Single Molecule Magnetism in Linear Fe(I) Complexes with Aufbau and non-Aufbau ground-state

With the ongoing efforts on synthesizing mono-nuclear single-ion magnets (SIMs) with promising applications in high-density data storage and spintronics devices, the linear Fe(I) complexes emerge as the enticing candidates possessing large unquenched angular momentum. Herein, we have studied five experimentally synthesized linear Fe(I) complexes to uncover the origin of single-molecule magnetic behavior of these complexes.

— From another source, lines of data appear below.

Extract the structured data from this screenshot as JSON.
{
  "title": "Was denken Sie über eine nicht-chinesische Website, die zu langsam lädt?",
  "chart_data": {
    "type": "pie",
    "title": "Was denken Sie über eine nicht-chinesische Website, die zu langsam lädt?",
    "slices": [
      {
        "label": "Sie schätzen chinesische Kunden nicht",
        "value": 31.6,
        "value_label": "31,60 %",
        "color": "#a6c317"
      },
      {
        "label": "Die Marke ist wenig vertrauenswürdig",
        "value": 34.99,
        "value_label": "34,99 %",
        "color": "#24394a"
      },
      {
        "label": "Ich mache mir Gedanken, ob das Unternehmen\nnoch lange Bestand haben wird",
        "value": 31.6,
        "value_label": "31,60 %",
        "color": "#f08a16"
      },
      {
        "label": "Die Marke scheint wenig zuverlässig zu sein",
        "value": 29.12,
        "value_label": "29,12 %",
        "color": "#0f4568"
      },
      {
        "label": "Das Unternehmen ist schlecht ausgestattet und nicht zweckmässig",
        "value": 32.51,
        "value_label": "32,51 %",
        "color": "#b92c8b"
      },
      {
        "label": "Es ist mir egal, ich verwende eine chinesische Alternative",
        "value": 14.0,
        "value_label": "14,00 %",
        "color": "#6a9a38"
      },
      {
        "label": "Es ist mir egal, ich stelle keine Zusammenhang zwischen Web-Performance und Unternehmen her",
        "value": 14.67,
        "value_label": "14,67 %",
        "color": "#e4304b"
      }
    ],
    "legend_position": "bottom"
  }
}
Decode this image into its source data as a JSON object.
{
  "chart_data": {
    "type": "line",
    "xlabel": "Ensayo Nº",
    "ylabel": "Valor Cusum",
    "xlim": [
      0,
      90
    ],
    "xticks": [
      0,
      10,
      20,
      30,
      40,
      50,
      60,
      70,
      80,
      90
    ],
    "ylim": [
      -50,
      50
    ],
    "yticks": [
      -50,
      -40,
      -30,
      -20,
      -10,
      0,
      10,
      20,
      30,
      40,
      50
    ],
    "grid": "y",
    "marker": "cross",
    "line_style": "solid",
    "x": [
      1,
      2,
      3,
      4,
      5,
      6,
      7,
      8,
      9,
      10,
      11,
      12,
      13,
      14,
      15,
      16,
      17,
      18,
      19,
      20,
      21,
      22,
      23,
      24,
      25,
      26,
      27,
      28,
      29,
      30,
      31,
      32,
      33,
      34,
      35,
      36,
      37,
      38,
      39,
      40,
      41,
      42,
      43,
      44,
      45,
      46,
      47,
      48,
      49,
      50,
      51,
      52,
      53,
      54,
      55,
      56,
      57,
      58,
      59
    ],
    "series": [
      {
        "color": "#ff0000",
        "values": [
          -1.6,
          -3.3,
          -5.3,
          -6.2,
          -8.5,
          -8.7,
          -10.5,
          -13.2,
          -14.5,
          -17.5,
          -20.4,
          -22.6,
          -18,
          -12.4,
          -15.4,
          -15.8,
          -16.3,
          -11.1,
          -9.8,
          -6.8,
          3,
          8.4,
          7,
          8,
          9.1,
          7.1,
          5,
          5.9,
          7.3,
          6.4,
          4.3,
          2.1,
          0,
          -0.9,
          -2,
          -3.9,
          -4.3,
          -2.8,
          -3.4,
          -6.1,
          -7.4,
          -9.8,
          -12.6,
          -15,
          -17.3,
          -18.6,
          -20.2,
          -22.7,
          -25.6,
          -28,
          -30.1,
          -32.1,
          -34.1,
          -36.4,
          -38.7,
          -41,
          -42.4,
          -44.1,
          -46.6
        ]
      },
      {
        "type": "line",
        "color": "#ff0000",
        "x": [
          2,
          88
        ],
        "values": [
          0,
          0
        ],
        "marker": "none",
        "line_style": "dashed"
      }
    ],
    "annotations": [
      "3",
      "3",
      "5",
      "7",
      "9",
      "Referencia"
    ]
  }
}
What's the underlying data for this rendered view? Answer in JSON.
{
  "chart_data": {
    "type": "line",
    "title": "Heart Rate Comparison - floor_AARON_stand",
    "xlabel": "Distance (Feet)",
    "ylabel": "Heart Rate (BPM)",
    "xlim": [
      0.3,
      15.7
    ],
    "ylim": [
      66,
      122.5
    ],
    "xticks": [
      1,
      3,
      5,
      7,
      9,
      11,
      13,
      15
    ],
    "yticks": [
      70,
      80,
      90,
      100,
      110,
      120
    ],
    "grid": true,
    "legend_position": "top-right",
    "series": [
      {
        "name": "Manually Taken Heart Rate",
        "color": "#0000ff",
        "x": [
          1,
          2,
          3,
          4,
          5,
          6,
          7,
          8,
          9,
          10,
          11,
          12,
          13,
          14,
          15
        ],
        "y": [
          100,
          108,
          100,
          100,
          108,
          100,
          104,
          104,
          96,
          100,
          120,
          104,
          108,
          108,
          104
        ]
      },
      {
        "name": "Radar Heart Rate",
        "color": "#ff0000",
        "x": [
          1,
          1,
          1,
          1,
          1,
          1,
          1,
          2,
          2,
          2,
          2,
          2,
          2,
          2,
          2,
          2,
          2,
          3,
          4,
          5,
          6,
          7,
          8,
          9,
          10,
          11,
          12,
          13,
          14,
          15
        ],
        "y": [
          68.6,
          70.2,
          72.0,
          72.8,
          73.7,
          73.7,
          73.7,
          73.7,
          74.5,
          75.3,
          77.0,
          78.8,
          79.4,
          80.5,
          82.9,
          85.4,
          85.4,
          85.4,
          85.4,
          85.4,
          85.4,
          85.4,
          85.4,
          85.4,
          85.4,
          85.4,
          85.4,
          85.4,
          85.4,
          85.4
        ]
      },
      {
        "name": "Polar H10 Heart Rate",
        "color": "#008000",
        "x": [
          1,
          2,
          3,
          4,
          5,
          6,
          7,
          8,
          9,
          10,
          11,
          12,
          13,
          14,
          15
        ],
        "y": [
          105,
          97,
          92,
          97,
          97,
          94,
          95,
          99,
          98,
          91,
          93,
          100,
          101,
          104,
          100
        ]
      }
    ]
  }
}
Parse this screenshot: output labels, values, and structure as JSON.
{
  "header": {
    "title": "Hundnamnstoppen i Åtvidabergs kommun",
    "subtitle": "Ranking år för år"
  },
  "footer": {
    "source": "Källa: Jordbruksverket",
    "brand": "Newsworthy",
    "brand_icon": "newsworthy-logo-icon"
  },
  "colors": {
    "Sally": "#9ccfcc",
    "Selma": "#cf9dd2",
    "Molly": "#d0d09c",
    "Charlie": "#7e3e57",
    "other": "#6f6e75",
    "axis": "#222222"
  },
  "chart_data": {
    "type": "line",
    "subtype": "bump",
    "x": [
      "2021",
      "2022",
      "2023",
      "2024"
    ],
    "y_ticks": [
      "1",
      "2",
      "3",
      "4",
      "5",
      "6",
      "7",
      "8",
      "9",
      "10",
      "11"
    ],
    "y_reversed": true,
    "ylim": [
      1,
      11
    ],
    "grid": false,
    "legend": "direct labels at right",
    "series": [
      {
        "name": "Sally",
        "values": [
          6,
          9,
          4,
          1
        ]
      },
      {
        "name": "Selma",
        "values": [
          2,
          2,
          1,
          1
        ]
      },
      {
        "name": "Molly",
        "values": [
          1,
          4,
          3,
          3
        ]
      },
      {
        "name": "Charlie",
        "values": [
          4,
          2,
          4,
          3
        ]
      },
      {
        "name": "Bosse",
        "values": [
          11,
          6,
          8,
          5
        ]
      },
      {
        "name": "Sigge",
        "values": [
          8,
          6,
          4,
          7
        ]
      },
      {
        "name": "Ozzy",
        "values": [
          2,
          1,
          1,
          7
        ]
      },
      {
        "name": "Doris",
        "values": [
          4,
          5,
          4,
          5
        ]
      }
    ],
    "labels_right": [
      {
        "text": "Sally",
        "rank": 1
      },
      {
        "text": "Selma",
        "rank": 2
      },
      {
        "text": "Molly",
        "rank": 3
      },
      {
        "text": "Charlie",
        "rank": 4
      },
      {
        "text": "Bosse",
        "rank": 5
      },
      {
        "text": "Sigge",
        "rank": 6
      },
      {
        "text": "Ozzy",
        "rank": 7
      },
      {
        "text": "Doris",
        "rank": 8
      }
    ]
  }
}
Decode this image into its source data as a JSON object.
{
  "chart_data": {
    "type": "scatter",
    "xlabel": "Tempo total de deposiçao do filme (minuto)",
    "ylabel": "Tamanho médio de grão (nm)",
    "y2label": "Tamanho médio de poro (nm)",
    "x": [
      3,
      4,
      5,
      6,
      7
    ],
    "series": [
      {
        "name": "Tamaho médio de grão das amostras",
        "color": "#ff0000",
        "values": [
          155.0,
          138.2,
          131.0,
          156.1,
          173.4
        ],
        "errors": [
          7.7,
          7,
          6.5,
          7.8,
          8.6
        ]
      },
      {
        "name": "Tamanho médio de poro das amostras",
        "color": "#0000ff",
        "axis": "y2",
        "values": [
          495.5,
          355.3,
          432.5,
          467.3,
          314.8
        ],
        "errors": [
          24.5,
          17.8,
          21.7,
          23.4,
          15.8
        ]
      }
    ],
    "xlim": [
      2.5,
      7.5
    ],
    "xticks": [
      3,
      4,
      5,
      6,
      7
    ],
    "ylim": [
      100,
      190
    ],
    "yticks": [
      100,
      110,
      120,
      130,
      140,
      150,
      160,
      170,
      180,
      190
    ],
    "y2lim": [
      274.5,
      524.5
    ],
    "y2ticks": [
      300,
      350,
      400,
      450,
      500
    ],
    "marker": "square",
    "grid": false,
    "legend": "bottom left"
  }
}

To begin with, we benchmarked our methodology on the experimentally and theoretically well-studied complex, [Fe{C(SiMe3)}3]−1] (1) (SiMe3 = trimethylsilyl) which is characterized with large spin-reversal barrier of 226 cm−1 [Nat. Chem. 2013, 5, 577–581]. Further, the two Fe(I) complexes, i.e., [Fe(cyIDep)2]+1 (2) ((cyIDep= 1,3-bis(20,60-diethylphenyl)-4,5-(CH2)4-imidazol-2-ylidene) and [Fe(sIDep)2]+1] (3) (sIDep = 1,3-bis(20,60-diethylphenyl)-imidazolin-2-ylidene) are studied that do not possess SIM behavior under ac or dc magnetic fields, however, they are reported to exhibit large opposite axial zero field splitting (-62.4 and +34.0 cm−1 respectively) from ab initio calculations. Employing state-of-the-art ab initio calculations, we have unwrapped the origin of this contrasting observation between experiment and theory by probing their magnetic relaxation pathways and the pattern of d-orbitals splitting. Additionally, the two experimentally synthesized Fe(I) complexes, i.e., [(η6-C6H6)FeAr*-3,5-Pri 2] (4) (Ar*-3,5-Pri 2 = C6H-2,6-(C6H2-2,4,6-Pri 3)2-3,5-Pri 2) and [(CAAC)2Fe]+1 (5) (CAAC = cyclic (alkyl)(amino)carbene) are investigated for SIM behavior, since there is no report on their magnetic properties. To this end, complex 4 presents itself as the potential candidate for SIM.